Bolivia sostuvo que Chile deberá pagar en su totalidad uso de aguas del Silala
Canciller Choquehuanca espera que Santiago se haga cargo de la "deuda histórica".
La Paz proyecta que los estudios conjuntos reafirmen la condición boliviana del río.
Canciller Choquehuanca espera que Santiago se haga cargo de la "deuda histórica".
La Paz proyecta que los estudios conjuntos reafirmen la condición boliviana del río.
El ministro de Relaciones Exteriores de Bolivia, David Choquehuanca, aseguró que, a largo plazo, Chile deberá pagar por el uso de la totalidad de las aguas fronterizas del Silala.
Choquehuanca adelantó que su país quiere construir con todos los sectores un convenio a largo plazo "para que Chile pague por el cien por cien de las aguas que pertenecen a Bolivia", después de realizar los estudios conjuntos previstos en el preacuerdo inicial que concertaron ambas partes, pero que aún no es firmado.
La Paz y Santiago llegaron en agosto pasado a un acuerdo preliminar sobre el Silala que establece que Bolivia cobrará a las compañías del norte de Chile un 50 por ciento del valor de las aguas que usan, mientras estudios científicos conjuntos determinan, en cuatro años, si se trata de un manantial o un río.
Sin embargo, Bolivia está desde entonces en un proceso de consulta con las organizaciones sociales que, según Choquehuanca, no concluirá hasta que haya un visto bueno de todas ellas para firmar el preacuerdo con Chile.
Esperan que Chile pague deuda histórica
El canciller reconoció que, si bien algunas organizaciones sociales ya dieron "luz verde" al preacuerdo, otras aún no lo hacen y muestran preocupación por la "deuda histórica".

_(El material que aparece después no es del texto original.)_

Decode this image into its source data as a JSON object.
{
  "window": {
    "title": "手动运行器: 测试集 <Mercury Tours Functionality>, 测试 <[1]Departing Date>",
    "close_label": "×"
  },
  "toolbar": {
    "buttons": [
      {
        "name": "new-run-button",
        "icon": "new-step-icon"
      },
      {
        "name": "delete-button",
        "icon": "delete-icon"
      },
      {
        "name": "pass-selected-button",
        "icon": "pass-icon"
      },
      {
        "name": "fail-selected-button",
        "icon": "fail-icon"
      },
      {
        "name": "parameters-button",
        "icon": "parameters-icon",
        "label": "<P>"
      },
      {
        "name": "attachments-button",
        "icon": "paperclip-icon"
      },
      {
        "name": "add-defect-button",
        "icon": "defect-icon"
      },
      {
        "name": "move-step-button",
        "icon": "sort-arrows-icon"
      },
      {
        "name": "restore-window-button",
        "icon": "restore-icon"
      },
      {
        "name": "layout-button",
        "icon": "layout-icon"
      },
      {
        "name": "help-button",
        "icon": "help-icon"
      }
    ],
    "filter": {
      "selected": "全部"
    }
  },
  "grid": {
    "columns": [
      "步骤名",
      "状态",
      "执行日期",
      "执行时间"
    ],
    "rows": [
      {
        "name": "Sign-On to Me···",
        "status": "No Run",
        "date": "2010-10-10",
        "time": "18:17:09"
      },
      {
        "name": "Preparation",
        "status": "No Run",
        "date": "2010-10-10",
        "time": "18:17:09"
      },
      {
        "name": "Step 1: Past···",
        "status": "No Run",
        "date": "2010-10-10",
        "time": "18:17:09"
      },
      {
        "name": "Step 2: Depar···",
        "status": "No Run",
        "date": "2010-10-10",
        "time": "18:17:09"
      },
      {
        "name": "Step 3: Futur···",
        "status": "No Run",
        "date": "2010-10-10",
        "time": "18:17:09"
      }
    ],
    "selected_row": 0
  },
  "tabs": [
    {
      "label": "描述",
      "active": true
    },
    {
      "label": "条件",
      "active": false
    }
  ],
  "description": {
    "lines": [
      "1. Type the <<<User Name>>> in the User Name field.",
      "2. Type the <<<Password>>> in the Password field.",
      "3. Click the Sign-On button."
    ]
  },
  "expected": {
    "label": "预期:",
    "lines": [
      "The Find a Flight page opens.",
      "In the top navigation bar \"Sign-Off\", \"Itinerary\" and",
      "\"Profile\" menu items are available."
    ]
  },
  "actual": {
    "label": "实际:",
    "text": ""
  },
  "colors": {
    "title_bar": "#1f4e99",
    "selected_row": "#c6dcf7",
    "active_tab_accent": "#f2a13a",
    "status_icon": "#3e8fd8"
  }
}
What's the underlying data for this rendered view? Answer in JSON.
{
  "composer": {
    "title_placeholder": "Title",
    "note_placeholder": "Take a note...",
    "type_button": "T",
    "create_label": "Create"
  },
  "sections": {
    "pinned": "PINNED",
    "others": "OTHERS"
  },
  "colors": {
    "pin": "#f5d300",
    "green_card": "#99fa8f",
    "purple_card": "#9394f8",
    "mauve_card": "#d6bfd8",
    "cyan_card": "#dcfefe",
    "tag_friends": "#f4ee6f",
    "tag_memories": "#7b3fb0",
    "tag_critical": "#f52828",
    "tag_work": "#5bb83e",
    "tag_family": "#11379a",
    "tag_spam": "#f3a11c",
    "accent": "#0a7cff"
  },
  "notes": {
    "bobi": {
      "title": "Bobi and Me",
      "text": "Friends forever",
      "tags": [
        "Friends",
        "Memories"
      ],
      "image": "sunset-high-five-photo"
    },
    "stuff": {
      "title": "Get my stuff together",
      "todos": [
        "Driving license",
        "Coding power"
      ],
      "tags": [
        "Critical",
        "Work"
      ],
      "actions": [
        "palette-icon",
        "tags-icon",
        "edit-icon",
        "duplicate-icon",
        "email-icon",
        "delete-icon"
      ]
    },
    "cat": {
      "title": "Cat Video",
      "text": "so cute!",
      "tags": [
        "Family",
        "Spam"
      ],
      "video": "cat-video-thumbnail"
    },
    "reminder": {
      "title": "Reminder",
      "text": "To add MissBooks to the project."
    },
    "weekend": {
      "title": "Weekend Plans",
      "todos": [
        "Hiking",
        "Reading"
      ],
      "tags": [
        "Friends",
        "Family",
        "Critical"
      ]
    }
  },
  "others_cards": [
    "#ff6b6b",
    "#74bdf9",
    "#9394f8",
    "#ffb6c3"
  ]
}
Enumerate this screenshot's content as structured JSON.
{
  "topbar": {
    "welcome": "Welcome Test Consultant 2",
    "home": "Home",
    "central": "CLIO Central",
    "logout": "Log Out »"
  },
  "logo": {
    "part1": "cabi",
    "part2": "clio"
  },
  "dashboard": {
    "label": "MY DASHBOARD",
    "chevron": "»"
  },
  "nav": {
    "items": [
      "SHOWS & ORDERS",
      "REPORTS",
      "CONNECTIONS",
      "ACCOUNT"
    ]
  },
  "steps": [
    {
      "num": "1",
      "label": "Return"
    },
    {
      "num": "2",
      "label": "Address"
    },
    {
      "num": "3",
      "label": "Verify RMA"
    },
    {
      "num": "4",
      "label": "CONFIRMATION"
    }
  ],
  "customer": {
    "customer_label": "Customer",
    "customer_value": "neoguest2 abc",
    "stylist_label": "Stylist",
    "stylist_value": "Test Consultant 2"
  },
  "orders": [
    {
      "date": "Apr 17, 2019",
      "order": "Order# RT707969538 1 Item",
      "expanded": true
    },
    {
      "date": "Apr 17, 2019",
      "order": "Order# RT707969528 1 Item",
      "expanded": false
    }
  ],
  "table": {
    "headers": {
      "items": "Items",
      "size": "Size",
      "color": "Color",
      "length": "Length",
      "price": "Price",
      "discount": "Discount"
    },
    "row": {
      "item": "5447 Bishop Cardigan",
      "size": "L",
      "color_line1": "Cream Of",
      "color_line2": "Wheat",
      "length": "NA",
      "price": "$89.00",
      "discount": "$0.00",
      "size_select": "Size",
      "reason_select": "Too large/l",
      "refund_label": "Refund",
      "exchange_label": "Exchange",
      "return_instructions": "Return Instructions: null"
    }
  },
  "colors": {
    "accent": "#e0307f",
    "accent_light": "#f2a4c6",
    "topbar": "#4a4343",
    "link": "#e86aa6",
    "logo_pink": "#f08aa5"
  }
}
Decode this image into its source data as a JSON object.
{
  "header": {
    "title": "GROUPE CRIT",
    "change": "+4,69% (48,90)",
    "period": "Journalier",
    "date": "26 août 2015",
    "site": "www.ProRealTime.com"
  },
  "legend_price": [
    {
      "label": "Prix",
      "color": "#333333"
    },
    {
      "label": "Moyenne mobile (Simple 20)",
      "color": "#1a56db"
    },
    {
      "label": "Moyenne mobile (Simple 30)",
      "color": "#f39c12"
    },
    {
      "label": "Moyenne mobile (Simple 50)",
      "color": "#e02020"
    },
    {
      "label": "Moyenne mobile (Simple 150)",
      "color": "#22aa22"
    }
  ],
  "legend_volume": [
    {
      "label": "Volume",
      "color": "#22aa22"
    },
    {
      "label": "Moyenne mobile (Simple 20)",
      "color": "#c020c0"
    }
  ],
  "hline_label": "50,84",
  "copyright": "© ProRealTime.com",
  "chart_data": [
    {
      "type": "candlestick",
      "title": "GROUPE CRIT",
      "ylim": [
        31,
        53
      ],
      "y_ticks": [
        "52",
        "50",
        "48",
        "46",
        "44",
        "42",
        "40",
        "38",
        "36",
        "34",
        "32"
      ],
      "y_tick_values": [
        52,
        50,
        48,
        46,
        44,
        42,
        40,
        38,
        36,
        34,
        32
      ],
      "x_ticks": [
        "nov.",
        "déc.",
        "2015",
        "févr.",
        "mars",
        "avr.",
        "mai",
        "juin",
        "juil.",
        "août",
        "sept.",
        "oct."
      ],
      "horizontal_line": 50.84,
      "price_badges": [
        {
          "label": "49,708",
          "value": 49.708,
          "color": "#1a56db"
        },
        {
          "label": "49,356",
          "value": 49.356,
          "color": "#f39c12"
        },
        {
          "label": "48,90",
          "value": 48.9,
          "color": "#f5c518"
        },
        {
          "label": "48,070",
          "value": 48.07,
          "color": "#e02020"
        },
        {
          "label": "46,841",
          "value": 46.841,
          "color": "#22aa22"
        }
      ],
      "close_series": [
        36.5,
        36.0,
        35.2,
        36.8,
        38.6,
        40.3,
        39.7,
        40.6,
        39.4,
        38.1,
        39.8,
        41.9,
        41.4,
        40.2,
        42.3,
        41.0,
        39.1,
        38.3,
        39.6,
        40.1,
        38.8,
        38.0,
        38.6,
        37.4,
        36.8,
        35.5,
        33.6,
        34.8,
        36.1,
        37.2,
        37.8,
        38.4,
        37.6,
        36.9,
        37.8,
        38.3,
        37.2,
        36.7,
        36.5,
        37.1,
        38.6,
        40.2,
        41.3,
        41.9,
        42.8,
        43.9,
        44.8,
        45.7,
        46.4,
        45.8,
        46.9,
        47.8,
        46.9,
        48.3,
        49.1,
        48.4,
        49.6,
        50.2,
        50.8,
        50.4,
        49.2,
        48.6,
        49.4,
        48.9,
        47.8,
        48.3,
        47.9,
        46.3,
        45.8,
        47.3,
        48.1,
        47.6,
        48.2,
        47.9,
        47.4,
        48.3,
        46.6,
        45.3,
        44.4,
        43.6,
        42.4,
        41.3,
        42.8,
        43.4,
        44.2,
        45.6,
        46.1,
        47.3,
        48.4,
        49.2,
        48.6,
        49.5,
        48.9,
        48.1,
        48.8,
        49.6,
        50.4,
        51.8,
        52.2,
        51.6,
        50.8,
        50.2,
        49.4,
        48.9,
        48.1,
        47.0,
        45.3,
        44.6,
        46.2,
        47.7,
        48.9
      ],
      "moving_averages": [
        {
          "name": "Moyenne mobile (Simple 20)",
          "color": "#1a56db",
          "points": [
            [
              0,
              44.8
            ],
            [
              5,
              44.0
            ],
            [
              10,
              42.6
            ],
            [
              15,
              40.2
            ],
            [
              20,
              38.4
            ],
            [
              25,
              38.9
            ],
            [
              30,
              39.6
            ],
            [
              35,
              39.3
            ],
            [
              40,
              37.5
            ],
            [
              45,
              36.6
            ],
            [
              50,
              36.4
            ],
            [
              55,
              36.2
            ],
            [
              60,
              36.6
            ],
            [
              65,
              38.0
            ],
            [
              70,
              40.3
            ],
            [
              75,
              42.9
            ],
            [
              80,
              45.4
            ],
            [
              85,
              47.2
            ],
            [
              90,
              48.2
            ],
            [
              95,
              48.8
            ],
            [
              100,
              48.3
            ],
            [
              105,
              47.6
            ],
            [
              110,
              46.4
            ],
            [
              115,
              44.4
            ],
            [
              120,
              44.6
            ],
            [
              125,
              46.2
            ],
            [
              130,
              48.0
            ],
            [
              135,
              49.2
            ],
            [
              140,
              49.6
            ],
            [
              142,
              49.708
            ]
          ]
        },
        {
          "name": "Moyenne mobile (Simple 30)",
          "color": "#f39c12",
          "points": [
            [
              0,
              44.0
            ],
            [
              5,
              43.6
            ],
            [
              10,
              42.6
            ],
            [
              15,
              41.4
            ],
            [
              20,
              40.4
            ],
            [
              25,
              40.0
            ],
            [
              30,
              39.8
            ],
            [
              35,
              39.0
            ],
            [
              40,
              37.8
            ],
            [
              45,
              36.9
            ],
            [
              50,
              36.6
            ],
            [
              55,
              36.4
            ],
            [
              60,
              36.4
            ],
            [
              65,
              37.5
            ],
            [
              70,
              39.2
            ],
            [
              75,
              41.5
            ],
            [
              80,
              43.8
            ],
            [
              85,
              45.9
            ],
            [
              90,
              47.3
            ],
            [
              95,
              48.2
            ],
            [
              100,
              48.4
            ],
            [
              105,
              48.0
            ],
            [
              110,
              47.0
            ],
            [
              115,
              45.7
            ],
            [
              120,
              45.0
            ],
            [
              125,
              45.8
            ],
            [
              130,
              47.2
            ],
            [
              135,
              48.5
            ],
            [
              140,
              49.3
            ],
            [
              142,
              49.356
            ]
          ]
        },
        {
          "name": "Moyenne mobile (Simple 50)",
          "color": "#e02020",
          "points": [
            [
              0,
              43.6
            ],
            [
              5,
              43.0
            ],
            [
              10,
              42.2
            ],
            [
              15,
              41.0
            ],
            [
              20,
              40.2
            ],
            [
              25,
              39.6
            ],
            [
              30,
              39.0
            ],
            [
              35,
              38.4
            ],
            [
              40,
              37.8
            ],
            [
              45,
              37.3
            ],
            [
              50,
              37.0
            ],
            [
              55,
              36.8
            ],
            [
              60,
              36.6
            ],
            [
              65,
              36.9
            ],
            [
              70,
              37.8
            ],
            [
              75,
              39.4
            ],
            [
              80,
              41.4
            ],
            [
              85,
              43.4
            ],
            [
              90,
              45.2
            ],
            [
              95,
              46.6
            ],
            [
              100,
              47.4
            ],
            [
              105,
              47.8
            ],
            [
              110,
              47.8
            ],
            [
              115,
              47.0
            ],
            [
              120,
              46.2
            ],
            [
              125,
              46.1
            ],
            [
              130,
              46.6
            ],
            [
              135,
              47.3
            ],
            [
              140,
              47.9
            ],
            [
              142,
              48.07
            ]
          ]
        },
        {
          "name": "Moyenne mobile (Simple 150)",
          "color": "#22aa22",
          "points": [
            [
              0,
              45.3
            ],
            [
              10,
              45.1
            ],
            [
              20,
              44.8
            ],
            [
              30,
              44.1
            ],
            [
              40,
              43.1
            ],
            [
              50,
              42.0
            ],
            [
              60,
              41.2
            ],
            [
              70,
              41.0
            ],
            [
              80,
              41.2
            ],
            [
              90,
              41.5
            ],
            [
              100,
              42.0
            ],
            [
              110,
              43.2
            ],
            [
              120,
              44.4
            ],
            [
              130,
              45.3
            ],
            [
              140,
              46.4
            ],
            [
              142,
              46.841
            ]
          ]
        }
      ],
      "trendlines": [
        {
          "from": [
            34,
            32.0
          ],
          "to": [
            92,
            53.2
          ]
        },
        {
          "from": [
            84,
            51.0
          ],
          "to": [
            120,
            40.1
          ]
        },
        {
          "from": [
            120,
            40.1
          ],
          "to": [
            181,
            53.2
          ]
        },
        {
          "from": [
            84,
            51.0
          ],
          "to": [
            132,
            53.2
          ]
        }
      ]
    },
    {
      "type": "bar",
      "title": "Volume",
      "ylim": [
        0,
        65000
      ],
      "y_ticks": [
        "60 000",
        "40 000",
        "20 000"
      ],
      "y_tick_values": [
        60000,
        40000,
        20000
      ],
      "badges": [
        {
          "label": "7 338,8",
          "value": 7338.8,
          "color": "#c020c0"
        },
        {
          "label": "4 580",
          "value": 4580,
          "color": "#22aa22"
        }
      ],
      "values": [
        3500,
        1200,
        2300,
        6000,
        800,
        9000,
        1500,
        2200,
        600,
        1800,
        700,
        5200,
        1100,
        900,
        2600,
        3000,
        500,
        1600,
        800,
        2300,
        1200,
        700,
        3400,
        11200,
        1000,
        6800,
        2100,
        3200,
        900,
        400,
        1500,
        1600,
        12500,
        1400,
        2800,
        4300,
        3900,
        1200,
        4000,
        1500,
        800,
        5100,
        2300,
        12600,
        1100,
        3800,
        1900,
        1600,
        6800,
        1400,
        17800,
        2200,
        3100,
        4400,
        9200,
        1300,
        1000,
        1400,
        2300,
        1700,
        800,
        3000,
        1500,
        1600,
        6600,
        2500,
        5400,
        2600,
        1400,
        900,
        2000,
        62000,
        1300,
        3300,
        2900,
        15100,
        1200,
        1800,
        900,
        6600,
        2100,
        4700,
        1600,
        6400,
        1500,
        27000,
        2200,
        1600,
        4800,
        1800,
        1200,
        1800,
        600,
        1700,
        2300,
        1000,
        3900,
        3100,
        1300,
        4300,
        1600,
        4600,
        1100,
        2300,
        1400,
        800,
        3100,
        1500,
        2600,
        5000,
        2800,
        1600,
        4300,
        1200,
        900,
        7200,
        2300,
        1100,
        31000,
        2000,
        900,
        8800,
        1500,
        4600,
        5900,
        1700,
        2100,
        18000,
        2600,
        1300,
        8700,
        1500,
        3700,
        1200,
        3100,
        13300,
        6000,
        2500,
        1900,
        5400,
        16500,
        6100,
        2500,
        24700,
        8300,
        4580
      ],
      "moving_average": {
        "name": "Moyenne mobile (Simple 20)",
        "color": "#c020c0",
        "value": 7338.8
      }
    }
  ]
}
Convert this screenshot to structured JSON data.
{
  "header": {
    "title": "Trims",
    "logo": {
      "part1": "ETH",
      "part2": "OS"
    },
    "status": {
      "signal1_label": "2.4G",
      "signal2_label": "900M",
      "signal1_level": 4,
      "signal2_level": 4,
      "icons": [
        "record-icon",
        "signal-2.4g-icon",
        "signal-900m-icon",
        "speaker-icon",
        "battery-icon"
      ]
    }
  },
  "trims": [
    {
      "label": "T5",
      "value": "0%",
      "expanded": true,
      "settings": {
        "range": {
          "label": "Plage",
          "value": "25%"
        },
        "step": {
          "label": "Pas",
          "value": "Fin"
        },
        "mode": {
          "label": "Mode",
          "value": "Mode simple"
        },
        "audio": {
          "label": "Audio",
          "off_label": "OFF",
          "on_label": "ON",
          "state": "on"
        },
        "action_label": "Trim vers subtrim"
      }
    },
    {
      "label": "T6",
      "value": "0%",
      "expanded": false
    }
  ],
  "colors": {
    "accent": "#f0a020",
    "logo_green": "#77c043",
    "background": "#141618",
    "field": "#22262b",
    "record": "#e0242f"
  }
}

Las agrupaciones sociales exigen en este sentido que Chile reconozca que las aguas son exclusivamente bolivianas y las empresas de ese país paguen la deuda histórica acumulada desde 1908.
El ministro también reconoció que hay organizaciones que sugirieron hacer un referendo sobre ese tema, algo que no descartó si se convoca tal y como la Constitución estipula, por ejemplo, mediante la recogida de firmas o una iniciativa legislativa.
"El Gobierno boliviano jamás va a firmar un acuerdo a espaldas del pueblo (...) Es el pueblo boliviano quien tiene la última palabra y quien va a decidir si firmamos o no", sentenció.